Sejak kepergian Raka, Via kembali dalam dunia nyata. Kembali dengan kekecewaan atas takdirnya. Via merasa semua hal yang dia suka akan meninggalkannya. Mungkin memang sudah suratan takdir pada hidupnya untuk tetap berada disini, menumpuk kekecewaan yang terus hadir.
Hari ini Via memilih untuk berdiam diri di kamar setelah pulang sekolah. Via sengaja mengunci pintu kamarnya. Via sedang tak ingin mendengar kata-kata Bunda yang terus membandingkan dirinya dengan Ve. Dua hari yang lalu Ve terpilih mewakili sekolahnya untuk mengikuti Olimpiade Sains dengan 2 temannya. Dan dari 2 hari yang lalu telinga Via terus mendengar kata-kata Bunda yang begitu bangga dengan Ve. Yang membuat Via kesal, Bunda terus membandingkan Via dengan Ve. Namun ketika Via menjadi juara lomba puisi tingkat nasional atau ketika Via menjadi juara lomba debat bahasa Inggris tingkat provinsi, Bunda tak bergeming. Sekedar kata selamat pun tak pernah terucap dari bibir Bunda. Dan rasa kecewa Via memuncak ketika Via membawa piala juara karya tulis nasional, Bunda tak peduli. Untuk memandang piala yang Via bawa saja Bunda tak mau, apalagi berharap Bunda menjadi bangga dengan Via.

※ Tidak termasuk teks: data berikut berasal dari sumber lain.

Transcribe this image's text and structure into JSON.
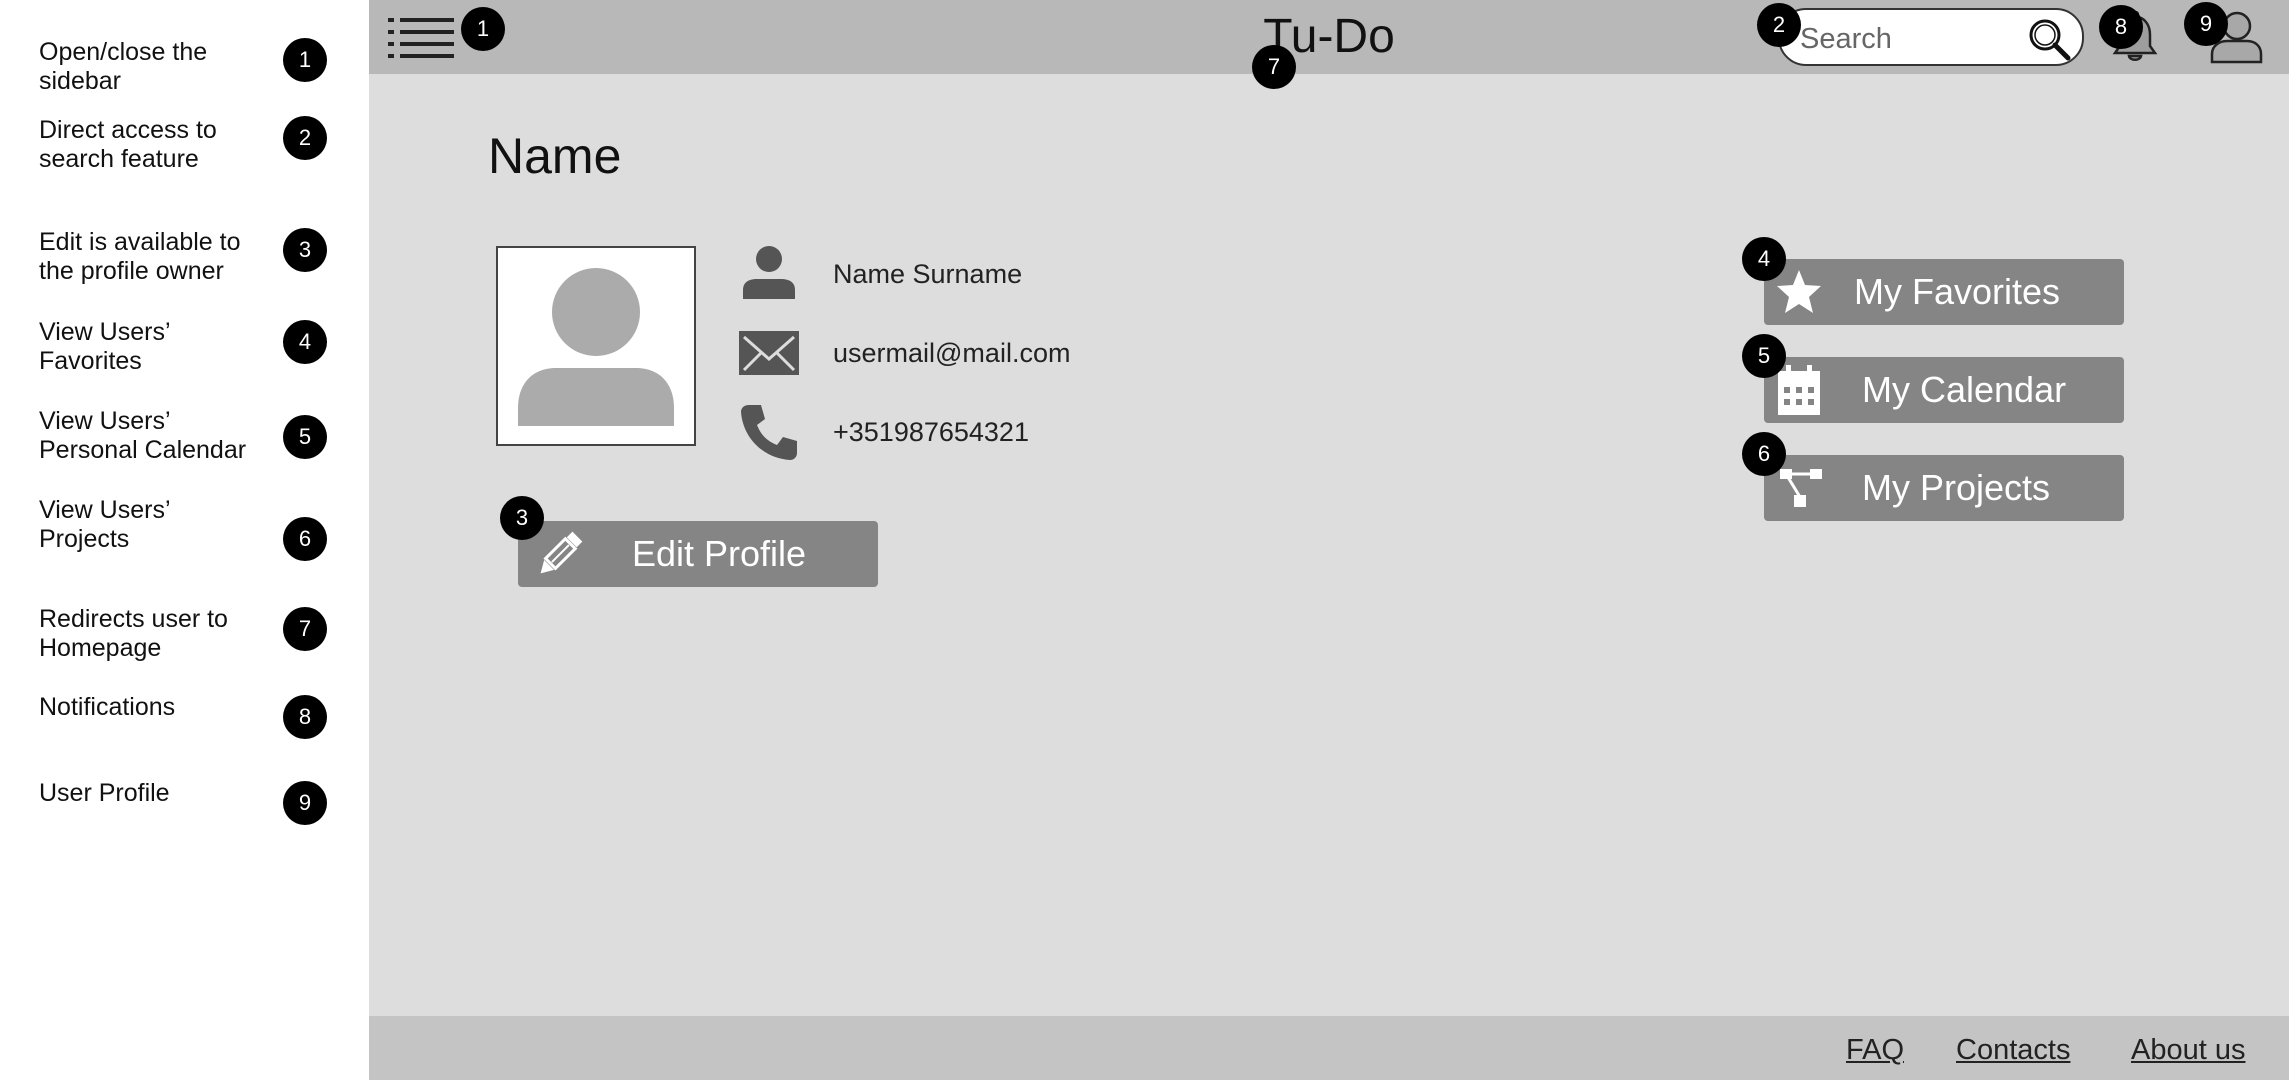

Via tenggelamkan wajahnya dalam-dalam pada bantal love kesayangannya. Via berharap dia bisa terlelap sesaat untuk mengistirahatkan telinga dan hatinya. Namun harapan Via sia-sia, dia tetap terkungkung dalam rasa kecewanya. Sehingga matanya tak bisa membantunya untuk mengistirahatkan hatinya. Matanya terus terjaga hingga suara ketukan pada pintu kamarnya menghentikan usahanya.
“Tok.... Tok..... Tok....”
“Via.....” Suara seseorang yang berada dibalik pintu, suaranya sedikit berbisik. Via yakin itu bukan Bunda.
Dengan sedikit memaksakan diri, Via beranjak dari tempat tidurnya dan melangkah perlahan menuju pintu kamarnya. Via yakin yang berada dibalik pintu kamarnya Ve. Cuma Via tak mengerti maksud Ve mencarinya.
“Ada apa?” Tanya Via setelah membuka pintunya dan menemukan Ve berdiri di hadapannya dengan wajah yang gelisah.
“Tolongin aku dong Via!” Jawab Ve dengan mimik wajah panik.
Pasti mau kabur dari tanggung jawab, batin Via yang melihat kepanikan Ve.
“Tolongin apa?”
Tanpa banyak kata Ve menunjukkan sesuatu yang dia pegang dan dia sembunyikan di belakang tubuhnya. Via terkejut ketika melihat tablet Bunda berada di tangan Ve dalam keadaan pecah layarnya.
“Kok bisa?!”
“Tadi aku enggak sengaja.” Penjelasan Ve terhenti, Ve terdiam wajahnya semakin pucat. Membuat Via tak sanggup menolak permintaannya.
“Enggak sengaja gimana?” Tanya Via yang tak sabar mengetahui kejadian sebenarnya.
“Tadi aku pinjam tablet Bunda buat browsing. Aku lupa kalau tabnya aku taruh dilantai.” Ve kembali terdiam dan mencoba mengatur detak jantungnya dengan menghirup nafas dalam-dalam.